It did not broker an agreement, hence the debate that I am leading in the House of Lords today on the implications for our future trade relations.
Why does the G7 matter? Precisely because it is supposed to bridge trade relations between the EU and world trade through the World Trade Organisation.
The background to this month’s summit was the latest UK trade figures in April 2018 showing a widening of the total UK trade deficit to £9.7bn. This change was due mainly to falling exports of both goods and services.
Given the fact that we are negotiating our exit from the European Union, it is perhaps unsurprising that our trade deficit in goods with EU countries grew while it improved with other nations.
However trade relations pose the greatest threat to the global order. Post- Brexit, the UK wants to negotiate its own trade deals, with the Government aiming to strike a deal with the EU and subsequently with America, India, Australia and so on.
Success will depend on all the players playing by the rules and this is doubtful following President Donald Trump’s behaviour at the aforementioned summit over the introduction of tariffs.
That said, Yorkshire seems to have bucked the trend. Trade figures show the region outperformed the national average in the first three months of 2018.
In terms of food and farming, Yorkshire is also well placed to compete both with other regions of the UK, and also internationally.
Exports to China from Yorkshire are growing – helped by the sale of pigs’ trotters. In parts of China, they are considered to be delicacies.
However the EU is the UK’s most important market for food and drink exports, generating £13.3bn of the total of food and drink exports for 2017 and accounting for 60 per cent of the total, followed by the US and China.
The EU has 36 preferential trade agreements with more than 60 countries, representing 15 per cent of all UK traded goods not just food and drink.
Many Commonwealth countries have Economic Partnership Agreements with the EU giving preferential access for their goods to what will be a market of 440 million consumers after Brexit.
As a major trading nation, we should welcome every opportunity to improve our international trading relations. So it was a disappointment that the G7 Summit was divisive and inconclusive.
The attempt by President Trump to persuade the G7 partners to re-admit Russia, following on from the decision to impose US tariffs on steel and aluminium poisoned the atmosphere of the talks which were then doomed to fail.

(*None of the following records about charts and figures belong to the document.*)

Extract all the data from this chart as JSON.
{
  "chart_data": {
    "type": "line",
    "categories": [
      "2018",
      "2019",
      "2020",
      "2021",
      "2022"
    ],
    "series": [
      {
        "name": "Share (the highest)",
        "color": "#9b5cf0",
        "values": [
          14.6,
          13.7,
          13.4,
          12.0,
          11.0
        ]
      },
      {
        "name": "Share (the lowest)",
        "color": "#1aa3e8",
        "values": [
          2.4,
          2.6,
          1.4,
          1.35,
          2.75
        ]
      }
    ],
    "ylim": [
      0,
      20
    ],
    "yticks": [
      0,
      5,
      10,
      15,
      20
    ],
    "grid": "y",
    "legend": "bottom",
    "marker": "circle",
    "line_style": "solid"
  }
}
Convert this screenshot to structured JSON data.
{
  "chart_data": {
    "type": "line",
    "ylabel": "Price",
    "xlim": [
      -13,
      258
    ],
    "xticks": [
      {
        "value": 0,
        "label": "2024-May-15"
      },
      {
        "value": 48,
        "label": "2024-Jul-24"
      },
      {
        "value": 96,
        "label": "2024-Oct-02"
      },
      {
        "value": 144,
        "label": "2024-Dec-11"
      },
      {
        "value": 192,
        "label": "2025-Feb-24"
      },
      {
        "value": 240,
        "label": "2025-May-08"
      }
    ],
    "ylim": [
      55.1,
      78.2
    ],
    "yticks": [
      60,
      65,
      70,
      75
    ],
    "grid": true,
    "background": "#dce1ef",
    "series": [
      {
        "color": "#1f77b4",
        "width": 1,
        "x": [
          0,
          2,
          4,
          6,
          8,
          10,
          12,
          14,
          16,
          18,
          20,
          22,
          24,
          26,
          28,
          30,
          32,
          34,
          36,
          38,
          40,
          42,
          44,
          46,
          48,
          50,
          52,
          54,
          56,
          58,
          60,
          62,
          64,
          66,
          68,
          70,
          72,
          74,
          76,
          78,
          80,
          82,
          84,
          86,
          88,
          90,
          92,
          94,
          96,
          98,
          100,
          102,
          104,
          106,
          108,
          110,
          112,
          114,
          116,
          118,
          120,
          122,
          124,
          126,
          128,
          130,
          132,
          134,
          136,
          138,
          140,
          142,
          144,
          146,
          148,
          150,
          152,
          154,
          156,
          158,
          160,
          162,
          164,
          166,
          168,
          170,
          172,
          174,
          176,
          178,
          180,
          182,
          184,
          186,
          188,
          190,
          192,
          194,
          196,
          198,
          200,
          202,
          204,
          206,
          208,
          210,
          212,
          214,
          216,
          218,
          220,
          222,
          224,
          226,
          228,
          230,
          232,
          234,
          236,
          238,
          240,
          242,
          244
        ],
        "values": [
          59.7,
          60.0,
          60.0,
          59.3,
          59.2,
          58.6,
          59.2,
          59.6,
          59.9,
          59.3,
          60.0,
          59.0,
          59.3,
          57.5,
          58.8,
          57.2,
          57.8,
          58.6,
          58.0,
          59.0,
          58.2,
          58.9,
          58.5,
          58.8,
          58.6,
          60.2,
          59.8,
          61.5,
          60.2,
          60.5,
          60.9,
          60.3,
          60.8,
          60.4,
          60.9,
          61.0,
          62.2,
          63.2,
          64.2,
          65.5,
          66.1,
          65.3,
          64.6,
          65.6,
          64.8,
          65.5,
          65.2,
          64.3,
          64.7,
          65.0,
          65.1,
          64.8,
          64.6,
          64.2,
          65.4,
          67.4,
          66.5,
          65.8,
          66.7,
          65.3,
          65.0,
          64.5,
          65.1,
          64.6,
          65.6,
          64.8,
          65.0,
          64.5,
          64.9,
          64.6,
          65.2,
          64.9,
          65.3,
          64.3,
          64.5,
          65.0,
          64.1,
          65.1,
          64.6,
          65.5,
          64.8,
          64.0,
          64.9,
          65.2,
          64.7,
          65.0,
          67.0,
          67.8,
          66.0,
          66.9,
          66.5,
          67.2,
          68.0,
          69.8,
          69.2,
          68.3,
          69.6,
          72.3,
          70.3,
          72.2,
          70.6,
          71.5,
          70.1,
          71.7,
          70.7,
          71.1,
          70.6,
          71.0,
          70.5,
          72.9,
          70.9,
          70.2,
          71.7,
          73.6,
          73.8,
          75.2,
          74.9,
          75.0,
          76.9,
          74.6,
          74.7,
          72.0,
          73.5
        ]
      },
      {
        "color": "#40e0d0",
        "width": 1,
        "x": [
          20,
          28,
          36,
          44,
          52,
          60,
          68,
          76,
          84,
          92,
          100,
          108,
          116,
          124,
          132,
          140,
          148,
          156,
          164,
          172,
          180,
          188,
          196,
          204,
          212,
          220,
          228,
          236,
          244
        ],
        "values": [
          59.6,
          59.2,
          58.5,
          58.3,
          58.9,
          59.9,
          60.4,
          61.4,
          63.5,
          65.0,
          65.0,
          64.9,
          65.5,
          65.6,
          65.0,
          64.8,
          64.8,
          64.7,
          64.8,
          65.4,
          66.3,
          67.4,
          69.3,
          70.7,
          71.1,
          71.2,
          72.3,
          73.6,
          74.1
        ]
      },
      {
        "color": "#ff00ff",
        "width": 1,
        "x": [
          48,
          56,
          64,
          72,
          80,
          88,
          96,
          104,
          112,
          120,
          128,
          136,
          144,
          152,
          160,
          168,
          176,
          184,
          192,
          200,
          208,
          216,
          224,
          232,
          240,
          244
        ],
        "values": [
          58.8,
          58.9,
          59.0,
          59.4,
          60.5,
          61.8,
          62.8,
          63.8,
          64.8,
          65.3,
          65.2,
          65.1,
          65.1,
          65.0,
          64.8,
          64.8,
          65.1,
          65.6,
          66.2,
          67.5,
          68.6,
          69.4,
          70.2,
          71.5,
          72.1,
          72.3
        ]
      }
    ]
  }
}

Russia was admitted to the G7 in 1997 and removed in 2014 following the annexation of Crimea. In August 2014, Russia announced a ban on imports covering a wide range of agrifood and drink products from the EU, US, Canada, Australia, Norway, Ukraine and other countries. In the year following the ban’s implementation, UK food and drink exports to Russia fell by 52 per cent. EU food and drink exports to Russia fell by 53 per cent.
US threats to impose tariffs on EU and Chinese exports to the US look set to raise the temperature in international trade talks still further with consequent retaliatory measures. Rising tensions globally do not augur well for trade.
Signs of slower economic growth can only be increased by the prospect of a trade war between the US and the EU and China.
How best to navigate these choppy waters in regard to international trade? Current international tensions highlight the dangers of leaving the EU trading bloc of 505 million consumers of which we have been an intrinsic part since 1973.
Today’s debate will provide the opportunity for the Government to share its priorities for future trade talks, mindful of the importance of these to the food and drink industry as well as other manufacturing sectors.
Baroness Anne McIntosh of Pickering is a Tory peer. She’s the former MP for Thirsk and Malton.